Movies released too early - your choice?

What I’m looking for are movies that, if they were released at a later date, would have been much more successful than they were.

My choice would be Rounders. Released in 1998, it was about 6-7 years too early. If it would have been released later, it would have been a huge financial hit given poker’s explosion in popularity on the internet and television.

As it stands, it still is an entertaining movie, but I think it would have been a blockbuster if it was released at the appropriate time. To be fair, there was no way for anyone to predict the popularity of poker on television, so I don’t think sitting on it would have been practical. However, in hindsight, it would have been a great thing for the bottom line if they could have seen into the future.

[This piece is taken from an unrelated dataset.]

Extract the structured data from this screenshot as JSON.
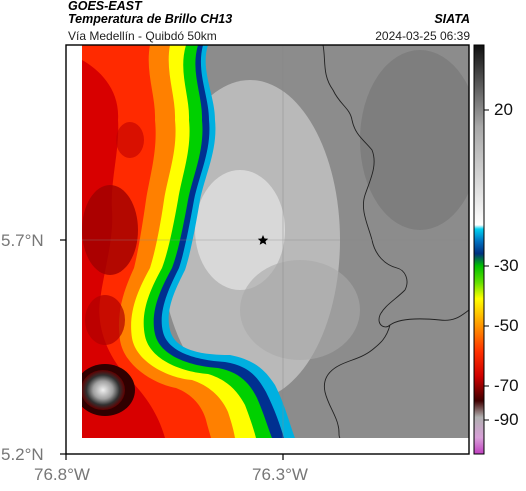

Any other movies come to mind?


Mallrats perhaps. It came out in 1995 when the teen sex comedy genre was dead. Five years later American Pie revived the genre.

I don’t know if this fits the OP’s category exactly, but I always thought Shock Treatment would make a lot more sense now than in 1980. Richard O’Brien saw TV evolving in a way that nobody else was, and of course the explosion of reality TV shows that he was oddly prophetic. It probably was near-incomprehensible then. Hell, I first saw it in 1998 and was totally confused. Then Survivor got huge and I went “ohhhh”.

Rounders would have been more successful, but not that much more successful, and certainly not a blockbuster. Maybe $60M instead of $22M?

I had no idea what computer programs were when “Tron” came out and made it hard to follow the plot… Other people may have had the same problem. It didn’t strike me as a good movie either.

I have long thought Blade Runner was hurt by being released the year after Raiders of the Lost Ark. Anyone who loved Harrison Ford in Raiders, or Star Wars for that matter, who went to Blade Runner expecting more of the same would have gotten a terrible shock, and probably gone away and told all their friends the movie sucked. Of course the movie didn’t suck for a minute, but it was also not what people then expected from a “Harrison Ford movie”–very much not.

Really? You don’t think it would have been a blockbuster? That surprises me (you could be right, but I don’t see it). With poker being broadcast on ESPN in primetime, people from 18 to 80 are playing in the main event, I’d see this movie having mass appeal. I didn’t see it in the theaters when it came out, and I think I would have definitely gone to see it if it were released later. Hell, I didn’t even understand the lingo when I saw it the first time, but after watching poker on TV (and who would have predicted THAT would have worked?), the movie was much more enjoyable.

I’m defining blockbuster as $100M or more.

Didn’t Donnie Darko open September, 11th 2001? Probably would have done better a couple of month’s later.

Mystery Men. If you’re going to parody something, it helps if your audience is really familiar with the source material being parodied. The movie was released in 1999, about one year before *X-Men *started the superhero movie trend and two years before *Spider-Man *officially made superheroes the Next Big Thing. Had Mystery Men been released just a few years later, I’ll bet it would have been significantly more successful, because by then so many more people were familiar with the genre.

Ishtar. Most critics panned it because of its outrageous $55 million price tag. Nowadays, that amount of money wouldn’t be a big issue (Land of the Lost, for instance, cost twice that and no one complained about the price).

Excellent nomination and one I completely agree with.


IMO it’s hard to argue against Wag the Dog, regardless of your politics.

I was sure this thread was going to be about Cutthroat Island, a so-so pirate movie that should have waited until the pirate craze.

Not saying it didn’t, but why would a movie open on a Tuesday?

I don’t think 21 was.

According to the Wikipedia article:
“The limited release of this film happened the month after the September 11 attacks. It was then held back for almost a year on the international releases, where it fared much better and was viewed by many more cinema goers.[citation needed] From here the cult following of this movie began, and the DVD release of the film brought it again to American audiences.”

Rounders started the explosion of poker.

The Thing. Set it out around the same time as Alien, and it does better than vs. E.T.